Samantha Shaw Student Contributor, The University of Utah
Utah Contributor Student Contributor, The University of Utah
This article is written by a student writer from the Her Campus at Utah chapter and does not reflect the views of Her Campus.

Bullying can happen anywhere and at any time. When the word ‘bullying’ comes to mind, we often think of name-calling, pushing and shoving, or cyberbullying. However, there is a strand of bullying that we may not even consider true bullying. Gossip. We do it without thinking. We heard something juicy and can’t wait to share with our closest friends who then go on to share it with their closest friends and so on and so on. Seemingly harmless rumors snowball into something that can never be taken back.

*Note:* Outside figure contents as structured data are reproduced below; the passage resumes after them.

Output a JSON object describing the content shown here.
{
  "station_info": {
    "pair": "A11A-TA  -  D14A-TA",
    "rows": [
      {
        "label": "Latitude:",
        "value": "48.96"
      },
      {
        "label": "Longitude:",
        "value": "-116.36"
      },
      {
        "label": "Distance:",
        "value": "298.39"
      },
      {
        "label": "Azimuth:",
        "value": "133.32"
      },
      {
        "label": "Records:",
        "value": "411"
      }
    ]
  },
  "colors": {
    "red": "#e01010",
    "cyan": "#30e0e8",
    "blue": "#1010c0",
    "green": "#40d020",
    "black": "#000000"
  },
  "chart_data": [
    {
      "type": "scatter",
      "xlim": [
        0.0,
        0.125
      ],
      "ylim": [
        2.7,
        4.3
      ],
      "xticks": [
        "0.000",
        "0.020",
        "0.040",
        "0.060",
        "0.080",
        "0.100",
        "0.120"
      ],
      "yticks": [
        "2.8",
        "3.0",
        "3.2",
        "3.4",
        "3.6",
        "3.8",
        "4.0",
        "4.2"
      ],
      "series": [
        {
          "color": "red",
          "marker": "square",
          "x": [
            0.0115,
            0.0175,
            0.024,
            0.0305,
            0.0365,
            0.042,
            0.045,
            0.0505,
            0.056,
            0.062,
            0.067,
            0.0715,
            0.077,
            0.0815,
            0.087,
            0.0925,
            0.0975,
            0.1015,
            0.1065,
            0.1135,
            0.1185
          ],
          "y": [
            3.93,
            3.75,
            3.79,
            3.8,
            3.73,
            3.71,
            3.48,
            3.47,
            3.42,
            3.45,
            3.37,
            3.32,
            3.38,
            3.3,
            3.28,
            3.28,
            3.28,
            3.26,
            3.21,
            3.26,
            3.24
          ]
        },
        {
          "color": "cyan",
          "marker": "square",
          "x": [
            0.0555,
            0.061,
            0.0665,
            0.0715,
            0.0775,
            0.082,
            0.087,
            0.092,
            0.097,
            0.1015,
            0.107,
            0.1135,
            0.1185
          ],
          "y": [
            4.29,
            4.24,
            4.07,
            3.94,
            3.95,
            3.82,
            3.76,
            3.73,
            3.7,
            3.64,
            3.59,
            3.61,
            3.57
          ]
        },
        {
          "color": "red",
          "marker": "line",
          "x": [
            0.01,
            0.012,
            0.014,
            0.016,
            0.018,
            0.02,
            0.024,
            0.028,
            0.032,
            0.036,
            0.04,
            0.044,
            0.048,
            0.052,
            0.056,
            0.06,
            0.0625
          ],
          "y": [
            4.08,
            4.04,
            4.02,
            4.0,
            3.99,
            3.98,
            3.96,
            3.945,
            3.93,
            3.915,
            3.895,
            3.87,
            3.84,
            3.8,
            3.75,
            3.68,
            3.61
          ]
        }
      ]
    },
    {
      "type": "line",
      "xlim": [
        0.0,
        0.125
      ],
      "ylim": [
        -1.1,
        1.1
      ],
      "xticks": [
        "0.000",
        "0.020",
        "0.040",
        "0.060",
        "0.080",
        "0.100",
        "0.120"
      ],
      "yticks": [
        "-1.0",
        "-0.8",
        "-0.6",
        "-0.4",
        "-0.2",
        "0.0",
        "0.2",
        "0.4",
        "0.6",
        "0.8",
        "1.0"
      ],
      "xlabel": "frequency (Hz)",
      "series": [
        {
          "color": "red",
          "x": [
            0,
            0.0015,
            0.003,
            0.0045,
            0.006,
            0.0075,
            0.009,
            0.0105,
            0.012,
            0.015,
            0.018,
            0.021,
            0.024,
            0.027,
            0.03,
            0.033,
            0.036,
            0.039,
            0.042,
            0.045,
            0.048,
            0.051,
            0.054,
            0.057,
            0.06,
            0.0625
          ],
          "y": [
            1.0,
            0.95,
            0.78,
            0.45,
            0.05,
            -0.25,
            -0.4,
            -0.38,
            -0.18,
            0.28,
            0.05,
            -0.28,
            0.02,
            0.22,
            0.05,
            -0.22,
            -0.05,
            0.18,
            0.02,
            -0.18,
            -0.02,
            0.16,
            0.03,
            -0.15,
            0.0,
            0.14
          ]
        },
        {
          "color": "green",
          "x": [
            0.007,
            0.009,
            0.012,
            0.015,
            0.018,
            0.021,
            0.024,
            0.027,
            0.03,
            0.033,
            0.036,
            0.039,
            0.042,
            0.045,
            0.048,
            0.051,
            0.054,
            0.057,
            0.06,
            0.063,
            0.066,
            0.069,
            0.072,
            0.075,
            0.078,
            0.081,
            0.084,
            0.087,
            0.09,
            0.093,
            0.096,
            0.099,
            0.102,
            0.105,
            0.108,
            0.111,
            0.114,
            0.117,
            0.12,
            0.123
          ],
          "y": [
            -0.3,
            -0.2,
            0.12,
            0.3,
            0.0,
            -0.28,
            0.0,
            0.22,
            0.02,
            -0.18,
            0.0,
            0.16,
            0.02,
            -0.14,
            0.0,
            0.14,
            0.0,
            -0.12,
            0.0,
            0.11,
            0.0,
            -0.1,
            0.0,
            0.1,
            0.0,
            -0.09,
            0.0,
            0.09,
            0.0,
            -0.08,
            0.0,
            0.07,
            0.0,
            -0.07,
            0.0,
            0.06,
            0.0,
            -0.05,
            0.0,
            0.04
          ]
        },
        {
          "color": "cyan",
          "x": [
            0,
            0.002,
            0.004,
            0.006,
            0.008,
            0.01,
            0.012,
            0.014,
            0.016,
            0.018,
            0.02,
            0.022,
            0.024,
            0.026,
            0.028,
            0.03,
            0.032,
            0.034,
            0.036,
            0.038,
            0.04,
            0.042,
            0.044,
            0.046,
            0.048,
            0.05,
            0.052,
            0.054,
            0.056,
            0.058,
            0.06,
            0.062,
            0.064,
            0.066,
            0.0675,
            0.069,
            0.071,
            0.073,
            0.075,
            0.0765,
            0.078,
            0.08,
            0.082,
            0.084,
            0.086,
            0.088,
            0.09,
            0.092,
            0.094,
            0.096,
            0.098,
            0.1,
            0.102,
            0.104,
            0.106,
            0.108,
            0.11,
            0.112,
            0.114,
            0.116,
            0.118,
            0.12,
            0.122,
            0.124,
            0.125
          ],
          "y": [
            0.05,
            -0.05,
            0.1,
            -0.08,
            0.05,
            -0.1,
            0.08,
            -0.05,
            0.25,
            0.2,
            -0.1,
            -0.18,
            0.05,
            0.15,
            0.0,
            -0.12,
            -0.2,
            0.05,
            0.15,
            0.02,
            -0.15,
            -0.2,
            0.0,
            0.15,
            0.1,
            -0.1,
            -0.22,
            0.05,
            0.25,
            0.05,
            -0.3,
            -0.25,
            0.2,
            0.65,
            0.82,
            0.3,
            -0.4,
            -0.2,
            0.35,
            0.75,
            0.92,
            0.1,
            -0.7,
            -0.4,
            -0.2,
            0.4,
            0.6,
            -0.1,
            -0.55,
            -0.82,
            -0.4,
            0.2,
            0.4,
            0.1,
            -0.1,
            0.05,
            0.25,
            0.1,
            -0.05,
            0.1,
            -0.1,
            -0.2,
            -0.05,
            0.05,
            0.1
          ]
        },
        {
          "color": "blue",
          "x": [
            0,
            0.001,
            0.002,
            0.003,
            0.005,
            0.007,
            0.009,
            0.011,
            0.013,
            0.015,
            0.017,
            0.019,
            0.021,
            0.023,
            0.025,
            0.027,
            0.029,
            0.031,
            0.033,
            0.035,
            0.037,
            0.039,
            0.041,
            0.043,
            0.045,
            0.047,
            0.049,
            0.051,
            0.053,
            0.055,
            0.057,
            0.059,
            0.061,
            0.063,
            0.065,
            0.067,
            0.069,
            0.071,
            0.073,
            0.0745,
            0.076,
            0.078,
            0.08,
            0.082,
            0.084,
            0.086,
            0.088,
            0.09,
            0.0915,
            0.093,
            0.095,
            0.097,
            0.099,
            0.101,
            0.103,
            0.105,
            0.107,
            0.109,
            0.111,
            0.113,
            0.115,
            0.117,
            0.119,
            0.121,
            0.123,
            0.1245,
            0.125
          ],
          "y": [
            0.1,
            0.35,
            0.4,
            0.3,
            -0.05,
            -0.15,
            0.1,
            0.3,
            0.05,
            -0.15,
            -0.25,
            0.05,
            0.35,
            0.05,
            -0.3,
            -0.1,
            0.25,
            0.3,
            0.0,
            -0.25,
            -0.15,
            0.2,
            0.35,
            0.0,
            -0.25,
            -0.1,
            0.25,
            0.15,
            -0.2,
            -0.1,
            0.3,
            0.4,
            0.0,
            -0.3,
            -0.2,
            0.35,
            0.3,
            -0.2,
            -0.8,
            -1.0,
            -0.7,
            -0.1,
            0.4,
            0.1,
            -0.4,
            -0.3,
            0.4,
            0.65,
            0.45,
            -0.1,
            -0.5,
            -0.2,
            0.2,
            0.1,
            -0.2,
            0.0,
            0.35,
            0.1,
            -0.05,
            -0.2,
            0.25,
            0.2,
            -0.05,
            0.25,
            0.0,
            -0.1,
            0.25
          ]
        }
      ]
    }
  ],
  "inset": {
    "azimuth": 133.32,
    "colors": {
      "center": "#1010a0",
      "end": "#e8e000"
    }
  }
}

I was a victim of this back-stab sort of bullying during the majority of my high school experience. Within the first week of my sophomore year, a boy I dated began spreading a rumor about me to a couple of our mutual friends. It started out just that small. But before long, the rumors grew and multiplied and changed and spread to groups of people I had never met.

What surprised me most wasn’t what people were saying about me. It wasn’t that someone I had called a friend had betrayed me like this. It was that people I had known for years and years believed every word they heard. Nothing was too far-fetched to be true. As soon as the words left his lips, I became every horrible thing he called me and I had done everything he said I had done. My best friends turned their backs on me, choosing to believe I wasn’t the person they knew rather than to believe that he was lying.

I learned to ignore what people were saying and live by the motto that you are not what they say you are, but not before I was diagnosed with depression and spent several months cutting the feelings away. Even now, four years later, I can’t help but flinch when people whisper. An irrational part of my brain warps every conversation I hear into my reputation being destroyed again.

I know I’m not alone in this. So what I ask of you is that you think before you whisper. Think before you pass something along. Being in-the-know will never be as important as someone else’s self-worth.